It has been quite a year, and to have got this far deserves some celebration, even before those envelopes were opened.
Schools and academies around the country have had to adapt and find new ways of working, requiring considerable flexibility and patience from students and teaching staff.
And there were some excellent results and of course, some will have received grades that they were not expecting. In any case, I am entirely confident that the teaching staff in schools across the capital have been unfailingly supportive and encouraging, and have offered students every opportunity to achieve during this most difficult period in their young lives.
But no matter how hard students may have worked, we know that some inequalities remain.
Many of the best-paid jobs in the corporate world are secured by people from privileged backgrounds who have enjoyed an elite education, and this creates huge hurdles for people from disadvantaged backgrounds. They can struggle to find a place or make progress within the workforce.
Many bright and talented young people from a wide range of backgrounds, all of them keen to get ahead in life, are held back in this way.
This is wrong on a social and moral level and it is also bad for business.
When employees are drawn from a small talent pool, employers experience a lack of diversity, and evidence suggests that it results in less innovation, more “groupthink”, and reactive – rather than proactive – problem-solving.
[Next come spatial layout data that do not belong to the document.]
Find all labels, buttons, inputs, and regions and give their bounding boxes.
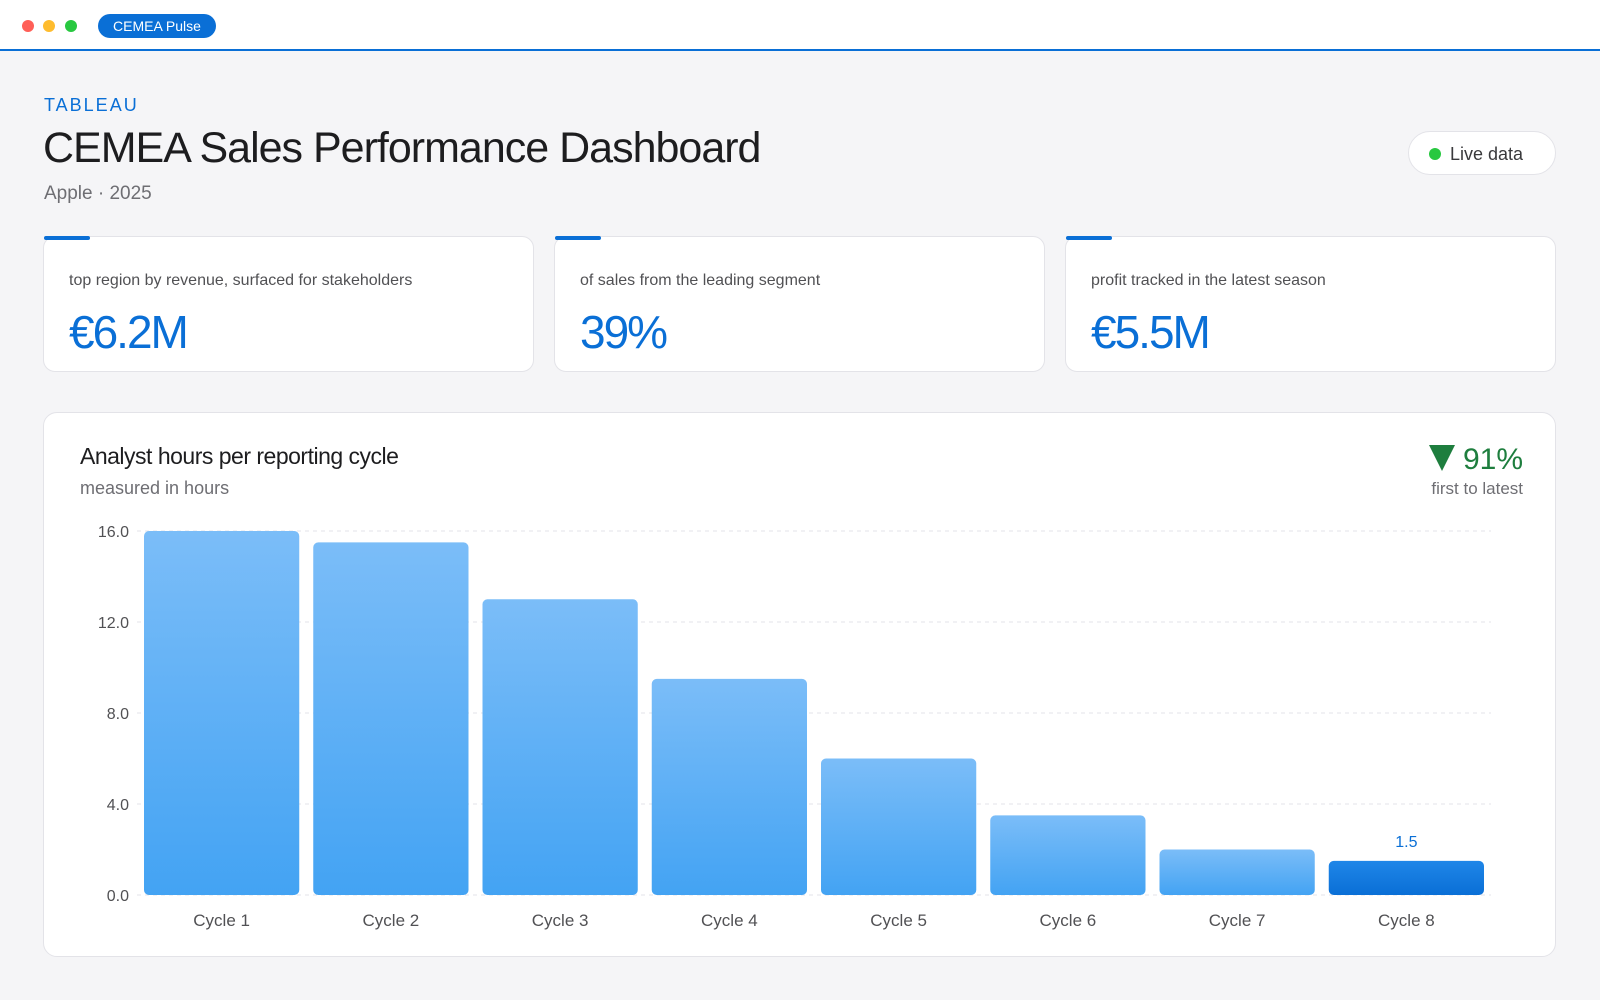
chart-subtitle: measured in hours [80,478,230,498]
x-category-label: Cycle 4 [701,911,758,930]
kpi-accent-bar [1066,236,1112,240]
bar-cycle-1[interactable] [144,531,300,895]
product-eyebrow: TABLEAU [44,95,139,115]
kpi-accent-bar [44,236,90,240]
title-bar: CEMEA Pulse [0,0,1600,51]
x-category-label: Cycle 8 [1378,911,1435,930]
page-subtitle: Apple · 2025 [44,183,152,204]
close-window-button[interactable] [22,20,34,32]
kpi-card-leading-segment[interactable]: of sales from the leading segment 39% [554,236,1045,372]
app-name-badge[interactable]: CEMEA Pulse [98,14,216,38]
page-title: CEMEA Sales Performance Dashboard [43,124,761,172]
maximize-window-button[interactable] [65,20,77,32]
kpi-value: 39% [580,306,668,358]
x-category-label: Cycle 2 [363,911,420,930]
kpi-value: €6.2M [69,306,189,358]
y-tick-label: 16.0 [98,524,129,541]
kpi-label: profit tracked in the latest season [1091,272,1326,289]
bar-chart: 0.0 4.0 8.0 12.0 16.0 Cycle 1 Cycle 2 Cycle 3 Cy… [98,524,1491,930]
y-tick-label: 4.0 [107,797,129,814]
chart-title: Analyst hours per reporting cycle [80,443,399,469]
bar-cycle-4[interactable] [651,678,807,895]
x-category-label: Cycle 6 [1040,911,1097,930]
chart-card: Analyst hours per reporting cycle measur… [43,412,1556,957]
bar-data-label: 1.5 [1395,834,1417,851]
live-status-dot-icon [1429,148,1441,160]
kpi-label: top region by revenue, surfaced for stak… [69,272,413,289]
kpi-card-latest-profit[interactable]: profit tracked in the latest season €5.5… [1065,236,1556,372]
kpi-card-top-region[interactable]: top region by revenue, surfaced for stak… [43,236,534,372]
bar-cycle-5[interactable] [821,758,977,896]
x-category-label: Cycle 7 [1209,911,1266,930]
y-tick-label: 8.0 [107,706,129,723]
minimize-window-button[interactable] [43,20,55,32]
bar-cycle-2[interactable] [313,542,469,895]
delta-value: 91% [1462,443,1523,476]
bar-cycle-8[interactable] [1328,860,1484,895]
delta-indicator: 91% first to latest [1428,443,1523,499]
y-tick-label: 0.0 [107,888,129,905]
kpi-value: €5.5M [1091,306,1211,358]
bar-cycle-7[interactable] [1159,849,1315,896]
kpi-label: of sales from the leading segment [580,272,821,289]
x-category-label: Cycle 3 [532,911,589,930]
live-data-label: Live data [1450,144,1524,164]
live-data-badge[interactable]: Live data [1408,131,1556,175]
y-tick-label: 12.0 [98,615,129,632]
delta-caption: first to latest [1431,479,1523,498]
x-category-label: Cycle 1 [193,911,250,930]
x-category-label: Cycle 5 [870,911,927,930]
triangle-down-icon [1428,445,1455,471]
bar-cycle-3[interactable] [482,599,638,895]
bar-cycle-6[interactable] [990,815,1146,895]
kpi-accent-bar [555,236,601,240]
The City of London Corporation is committed to tackling this problem. That is why we have announced that we are planning to open two additional Sixth Forms in Hackney and Islington which will give talented young people new opportunities to access the best universities in the UK and abroad.
We are working hard to help develop young Londoners into successful adults who make a positive contribution to their local, national, and global communities.
Many of the academies that we sponsor through the City of London Academies Trust are located in some of the most underprivileged areas of the capital — and their links with London’s firms and institutions have served them well.
And we are proud to have been named twice by social mobility charity, Sutton Trust, as the UK’s best academy sponsor for empowering pupils from disadvantaged backgrounds to perform above the national average.
So, let’s return to last week’s results. Whatever grades students received, they deserve every opportunity they can dream of in the future.